Meu amigo Alex sempre foi bom de papo. E bom de bola. Jogava fácil, pensava rápido, tinha um riso afiado. Crescemos juntos. Divergimos, reencontramos, voltamos a conversar como quem volta a um velho campinho: entre farpas, memória e uma certa ternura. Esses dias, me mandou um vídeo do deputado estadual Guto Zacarias (União Brasil-SP) comparando falas do presidente Lula com as piadas de Léo Lins.
“O Lula podia ser preso também!”, dizia o vídeo. Cinco frases toscas, algumas reais, outras distorcidas — e a conclusão performática: se for pra prender humorista, que se prenda o presidente.
Alex concordava. “Qual a diferença?”, perguntou. “Se o Lula pode falar besteira, por que o Leo Lins não pode fazer piada?”
Respondi com paciência. Falei do dolo comunicativo. Da diferença entre escorregão de palanque e discurso sistemático que transforma minorias em alvo. Falei do que já escrevi aqui, no texto O riso que sangra. Falei que ninguém está acima da crítica — nem Lula, nem Léo. Mas que comparar os dois, juridicamente, é como igualar espirro e ataque químico. Um é grosseria. O outro é violência simbólica.
Alex retrucou com tudo ao mesmo tempo: o irmão do Lula, o INSS, a esquerda que “viaja na paçoca”. Misturou gestão, ironia, ressentimento e indignação, como quem mistura suco de laranja com cimento.

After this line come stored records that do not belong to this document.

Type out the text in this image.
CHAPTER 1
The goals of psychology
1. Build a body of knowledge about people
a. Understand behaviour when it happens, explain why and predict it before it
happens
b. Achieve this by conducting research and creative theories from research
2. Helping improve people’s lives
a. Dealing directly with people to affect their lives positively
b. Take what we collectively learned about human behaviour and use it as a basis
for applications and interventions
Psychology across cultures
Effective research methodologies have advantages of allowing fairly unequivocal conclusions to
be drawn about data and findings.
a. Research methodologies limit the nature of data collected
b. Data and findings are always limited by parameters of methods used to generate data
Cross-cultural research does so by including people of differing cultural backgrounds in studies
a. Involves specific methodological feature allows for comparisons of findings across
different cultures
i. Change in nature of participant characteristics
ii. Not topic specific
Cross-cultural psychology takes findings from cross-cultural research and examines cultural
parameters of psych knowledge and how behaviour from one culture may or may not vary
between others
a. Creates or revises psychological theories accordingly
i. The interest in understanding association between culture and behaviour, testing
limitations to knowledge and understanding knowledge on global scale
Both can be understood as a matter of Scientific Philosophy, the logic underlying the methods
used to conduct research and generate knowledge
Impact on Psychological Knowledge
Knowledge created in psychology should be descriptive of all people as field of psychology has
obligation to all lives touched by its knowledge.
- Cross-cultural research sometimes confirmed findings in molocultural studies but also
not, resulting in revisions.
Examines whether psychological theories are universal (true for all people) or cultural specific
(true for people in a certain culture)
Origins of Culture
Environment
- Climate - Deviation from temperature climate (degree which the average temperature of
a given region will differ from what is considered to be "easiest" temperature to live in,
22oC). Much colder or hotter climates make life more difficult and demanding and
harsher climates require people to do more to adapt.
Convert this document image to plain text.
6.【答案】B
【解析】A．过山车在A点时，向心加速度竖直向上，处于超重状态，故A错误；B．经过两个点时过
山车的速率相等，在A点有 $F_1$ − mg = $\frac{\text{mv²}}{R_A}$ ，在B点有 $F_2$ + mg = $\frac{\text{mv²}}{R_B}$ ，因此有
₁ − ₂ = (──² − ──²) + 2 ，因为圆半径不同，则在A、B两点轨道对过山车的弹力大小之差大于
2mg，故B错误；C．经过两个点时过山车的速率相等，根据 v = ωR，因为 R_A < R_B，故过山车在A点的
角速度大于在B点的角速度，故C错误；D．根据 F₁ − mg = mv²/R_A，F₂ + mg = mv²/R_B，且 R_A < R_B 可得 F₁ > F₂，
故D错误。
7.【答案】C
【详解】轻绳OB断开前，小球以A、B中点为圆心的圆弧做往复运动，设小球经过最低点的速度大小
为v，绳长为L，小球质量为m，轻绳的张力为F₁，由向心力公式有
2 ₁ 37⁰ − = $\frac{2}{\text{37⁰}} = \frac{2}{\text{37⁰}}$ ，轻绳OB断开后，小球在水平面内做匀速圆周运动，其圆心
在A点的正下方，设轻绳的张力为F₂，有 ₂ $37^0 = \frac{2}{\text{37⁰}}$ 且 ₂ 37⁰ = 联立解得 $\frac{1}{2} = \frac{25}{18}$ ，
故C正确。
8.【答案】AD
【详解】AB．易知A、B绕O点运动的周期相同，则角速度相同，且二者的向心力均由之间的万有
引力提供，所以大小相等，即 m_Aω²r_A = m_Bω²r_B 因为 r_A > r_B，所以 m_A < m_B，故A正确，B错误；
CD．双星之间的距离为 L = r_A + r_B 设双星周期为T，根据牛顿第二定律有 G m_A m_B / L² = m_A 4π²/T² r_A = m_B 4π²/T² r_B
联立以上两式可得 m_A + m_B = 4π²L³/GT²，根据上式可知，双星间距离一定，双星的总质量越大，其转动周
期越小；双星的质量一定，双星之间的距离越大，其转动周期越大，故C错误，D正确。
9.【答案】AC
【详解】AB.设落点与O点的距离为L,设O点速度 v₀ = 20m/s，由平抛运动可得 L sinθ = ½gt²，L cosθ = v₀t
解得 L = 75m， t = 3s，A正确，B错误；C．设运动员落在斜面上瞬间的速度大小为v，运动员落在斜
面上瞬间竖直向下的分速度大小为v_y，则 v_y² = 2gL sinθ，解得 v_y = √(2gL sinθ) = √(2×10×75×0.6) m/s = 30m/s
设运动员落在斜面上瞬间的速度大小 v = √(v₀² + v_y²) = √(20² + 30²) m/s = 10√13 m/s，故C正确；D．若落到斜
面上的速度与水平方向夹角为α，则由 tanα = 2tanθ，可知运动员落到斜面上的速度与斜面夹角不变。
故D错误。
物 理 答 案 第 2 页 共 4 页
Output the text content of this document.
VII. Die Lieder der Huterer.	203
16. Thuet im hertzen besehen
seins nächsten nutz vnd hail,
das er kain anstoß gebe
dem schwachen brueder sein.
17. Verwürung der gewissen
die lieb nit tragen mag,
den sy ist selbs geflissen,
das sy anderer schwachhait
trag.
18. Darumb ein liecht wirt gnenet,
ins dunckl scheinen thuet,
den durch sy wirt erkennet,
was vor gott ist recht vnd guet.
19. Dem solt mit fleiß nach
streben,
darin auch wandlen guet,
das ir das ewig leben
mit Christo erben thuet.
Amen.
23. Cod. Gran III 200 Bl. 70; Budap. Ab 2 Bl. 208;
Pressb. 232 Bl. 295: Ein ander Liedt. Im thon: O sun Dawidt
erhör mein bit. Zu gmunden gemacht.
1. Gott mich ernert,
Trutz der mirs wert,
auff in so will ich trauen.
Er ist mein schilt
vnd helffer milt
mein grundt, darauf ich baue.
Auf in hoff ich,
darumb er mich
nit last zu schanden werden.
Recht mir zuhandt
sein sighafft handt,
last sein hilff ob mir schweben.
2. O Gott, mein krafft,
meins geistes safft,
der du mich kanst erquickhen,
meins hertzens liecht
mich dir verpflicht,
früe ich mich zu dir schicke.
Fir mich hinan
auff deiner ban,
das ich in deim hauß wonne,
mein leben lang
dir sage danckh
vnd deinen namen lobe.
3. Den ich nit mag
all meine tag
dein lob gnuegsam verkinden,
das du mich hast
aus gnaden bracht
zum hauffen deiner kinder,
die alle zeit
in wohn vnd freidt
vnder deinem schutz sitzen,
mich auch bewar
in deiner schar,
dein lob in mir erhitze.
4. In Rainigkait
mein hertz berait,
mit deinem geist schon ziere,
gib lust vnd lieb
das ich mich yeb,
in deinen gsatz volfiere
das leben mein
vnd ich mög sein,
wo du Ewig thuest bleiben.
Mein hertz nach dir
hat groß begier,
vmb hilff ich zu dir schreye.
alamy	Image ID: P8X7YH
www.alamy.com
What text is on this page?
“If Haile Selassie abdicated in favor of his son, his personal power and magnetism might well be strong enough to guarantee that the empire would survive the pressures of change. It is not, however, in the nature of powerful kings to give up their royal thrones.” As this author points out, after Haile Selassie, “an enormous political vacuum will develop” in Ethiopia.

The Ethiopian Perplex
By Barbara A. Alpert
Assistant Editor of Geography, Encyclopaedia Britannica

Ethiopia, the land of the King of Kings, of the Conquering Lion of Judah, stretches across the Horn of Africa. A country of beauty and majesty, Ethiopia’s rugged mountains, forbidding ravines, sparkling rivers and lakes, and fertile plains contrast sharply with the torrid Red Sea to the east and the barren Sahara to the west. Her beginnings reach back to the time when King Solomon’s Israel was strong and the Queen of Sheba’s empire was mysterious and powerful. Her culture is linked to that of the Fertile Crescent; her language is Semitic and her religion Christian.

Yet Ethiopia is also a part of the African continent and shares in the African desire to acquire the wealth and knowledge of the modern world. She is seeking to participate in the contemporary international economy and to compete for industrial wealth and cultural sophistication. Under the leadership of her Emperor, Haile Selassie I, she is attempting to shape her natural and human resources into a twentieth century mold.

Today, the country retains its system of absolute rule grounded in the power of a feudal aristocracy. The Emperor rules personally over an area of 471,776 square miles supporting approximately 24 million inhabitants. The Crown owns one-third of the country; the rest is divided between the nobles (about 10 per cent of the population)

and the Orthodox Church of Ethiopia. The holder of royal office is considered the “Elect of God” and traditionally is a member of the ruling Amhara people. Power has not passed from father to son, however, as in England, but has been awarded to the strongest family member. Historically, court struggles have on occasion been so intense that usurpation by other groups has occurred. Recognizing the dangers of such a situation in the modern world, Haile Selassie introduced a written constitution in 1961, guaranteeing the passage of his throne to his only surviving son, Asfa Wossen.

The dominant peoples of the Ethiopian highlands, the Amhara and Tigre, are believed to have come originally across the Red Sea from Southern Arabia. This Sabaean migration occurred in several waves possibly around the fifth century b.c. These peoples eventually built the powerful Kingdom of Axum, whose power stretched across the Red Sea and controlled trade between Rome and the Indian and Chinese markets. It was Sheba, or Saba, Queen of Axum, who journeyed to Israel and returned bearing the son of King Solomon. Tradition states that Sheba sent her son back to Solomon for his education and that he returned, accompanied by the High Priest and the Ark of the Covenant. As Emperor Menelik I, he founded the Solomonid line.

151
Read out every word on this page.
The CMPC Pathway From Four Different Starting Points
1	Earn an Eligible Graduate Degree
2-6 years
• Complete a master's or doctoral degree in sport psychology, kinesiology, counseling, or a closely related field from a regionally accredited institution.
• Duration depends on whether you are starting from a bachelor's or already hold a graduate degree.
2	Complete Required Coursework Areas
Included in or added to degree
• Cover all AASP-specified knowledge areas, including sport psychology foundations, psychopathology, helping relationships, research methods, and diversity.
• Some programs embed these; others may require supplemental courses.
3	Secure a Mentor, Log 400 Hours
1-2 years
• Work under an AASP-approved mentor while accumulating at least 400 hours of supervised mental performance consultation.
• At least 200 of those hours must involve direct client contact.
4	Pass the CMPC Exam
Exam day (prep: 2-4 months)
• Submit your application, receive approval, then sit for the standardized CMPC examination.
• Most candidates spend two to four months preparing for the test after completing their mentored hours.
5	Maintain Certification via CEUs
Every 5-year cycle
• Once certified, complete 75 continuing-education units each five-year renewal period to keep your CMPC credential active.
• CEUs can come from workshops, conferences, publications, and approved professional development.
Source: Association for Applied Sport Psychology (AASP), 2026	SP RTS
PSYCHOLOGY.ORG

E foi aí que percebi: não é só uma divergência. É uma rachadura. Um abismo que corta o país não só em dois lados, mas em dois modos de pensar. Um país que já não discute ideia — discute espantalhos. Que já não analisa contexto — repete corte de TikTok.
Há uma espécie de fadiga cognitiva que tomou conta do debate público. Gente que ouve uma palavra e já arma trincheira. Gente que responde uma crítica com “mas e o seu lado?”. Gente que acredita que “incoerência alheia” é salvo-conduto para qualquer absurdo.
Léo Lins foi condenado não por uma piada solta, mas por sistematizar um tipo de humor que desumaniza. Lula, como tantos políticos, fala muita besteira — e deve ser cobrado por isso. Mas não se pode colocar tudo no mesmo saco só porque dá uma sensação de justiça de almanaque.
Esse impulso de “empatar na ignorância” é típico de um país que cansou de pensar. Ou que tem medo do que o pensamento possa exigir. Como escreveu Zygmunt Bauman, “na sociedade líquida, a tentação do atalho supera o esforço do argumento”.
E o atalho está em toda parte.
No Senado onde a influencer é bajulada e a ministra é silenciada. Na timeline onde cada meme vale mais que uma apuração. Na Câmara onde piada vale mais que projeto. E até na roda de amigos, onde discordar com argumento já soa como provocação.
O Brasil, me parece, está com o cérebro rachado. Não porque pensa diferente — isso é saudável. Mas porque não consegue mais sustentar uma ideia até o fim. Porque interrompe tudo com “e o outro lado?”, como se o erro de um apagasse o erro do outro. Como se só houvesse dois lados — e a realidade fosse um joguinho de sinuca onde ninguém acerta, mas todo mundo bate.
Com Alex, tentei retomar o fio. Disse que criticar o Lula é legítimo. Que não existe blindagem para político. Mas que a justiça precisa julgar com critério — e que os critérios incluem dolo, repetição, alvo e efeito.
Ele respondeu mais calmo, mas ainda cético. “Sei lá, tá tudo zoado, mano. Tá difícil de confiar em qualquer coisa.”
E talvez seja aí que mora o problema. Não na discordância em si — mas no cansaço que ela provoca. No desânimo diante da complexidade. Na ânsia por atalhos. Na vontade de ter razão sem passar pelo esforço de entender.
Mas pensar exige pausa. Exige escuta. Exige que a gente olhe para o outro sem já ter a resposta pronta. E exige que a gente entenda que a liberdade de expressão não é só um direito — é uma responsabilidade.
E, sim, até a piada tem limite.
O que Leo Lins fez não foi um tropeço. Foi método. E quando o riso vira arma, a justiça precisa agir — não para censurar, mas para proteger. Não para podar a arte, mas para lembrar que toda arte tem contexto. E que o humor que bate sempre no mesmo já não é crítica — é covardia.
No fim, a conversa com o Alex terminou como um jogo embaçado: empate, mas com respeito. E talvez, nesse país rachado, isso já seja um gol.
Mas o que fica é o alerta: ou reaprendemos a pensar juntos — ou seguiremos trocando ideias por indignação instantânea.
E nesse jogo, ninguém vence. Nem no argumento. Nem na bola.